Sixty-seven patients underwent 75 procedures that involved 119 digits. The mean patient age at the time of surgery was 63 years (range, 33-95 years). A total of 32 digits (47 joints) were available for range of motion analysis. After a mean of 2.2 years following surgery, metacarpophalangeal joint contractures maintained correction (34° preoperatively, 19° postoperatively, p = 0.008). After a mean postoperative duration of 2.0 years, proximal interphalangeal joint contractures trended worse than preoperative levels (39° preoperatively, 45° postoperatively, p = 0.319). There was one major complication, which consisted of a nerve laceration that was identified and repaired intraoperatively.

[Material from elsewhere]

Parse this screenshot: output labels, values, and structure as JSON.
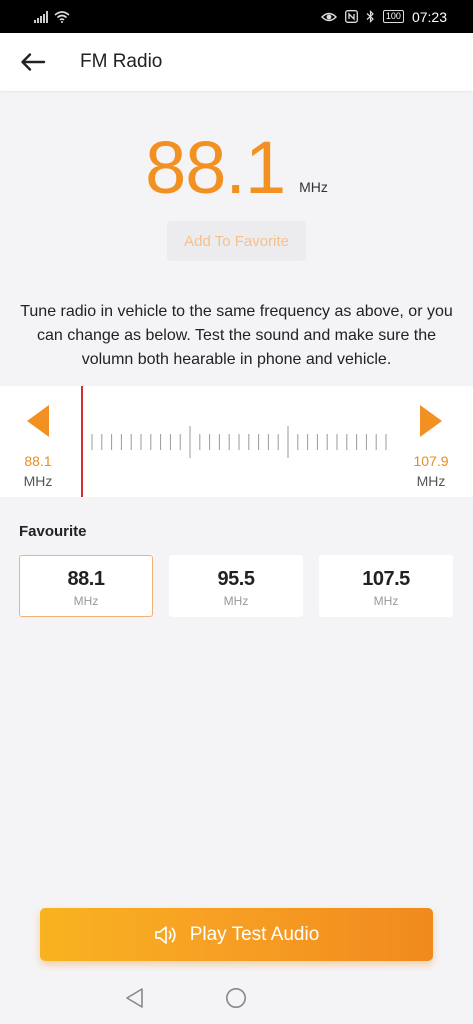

Partial fasciectomy through the described mini-incision approach provides an additional surgical option for patients who desire a less invasive surgical procedure than traditional fascietomy. Although this procedure is safe and effective at achieving immediate cord release, maintenance of correction for proximal interphalangeal joint contractures remains problematic.
治疗杜普伊特伦挛缩症有多种选择。本研究描述了通过小切口入路进行部分筋膜切除术的技术及早期结果,作为杜普伊特伦病的一种额外治疗选择。
该手术采用多个1厘米的横向切口切除病变的杜普伊特伦组织。记录所有患者的人口统计学资料、手指受累情况、每个手指松解所需的切口数量及并发症。运动范围数据来自至少随访6个月的患者亚组。采用配对t检验比较术前和术后的挛缩情况。
67例患者接受了75次手术,涉及119个手指。手术时患者的平均年龄为63岁(范围33 - 95岁)。共有32个手指(47个关节)可用于运动范围分析。术后平均2.2年,掌指关节挛缩保持矫正(术前34°,术后19°,p = 0.008)。术后平均2.0年,近端指间关节挛缩比术前水平有恶化趋势(术前39°,术后45°,p = 0.319)。有1例主要并发症,为术中发现并修复的神经撕裂伤。
通过所述小切口入路进行部分筋膜切除术为希望采用比传统筋膜切除术侵入性更小的手术的患者提供了一种额外的手术选择。尽管该手术在实现即时条索松解方面安全有效,但近端指间关节挛缩的矫正维持仍存在问题。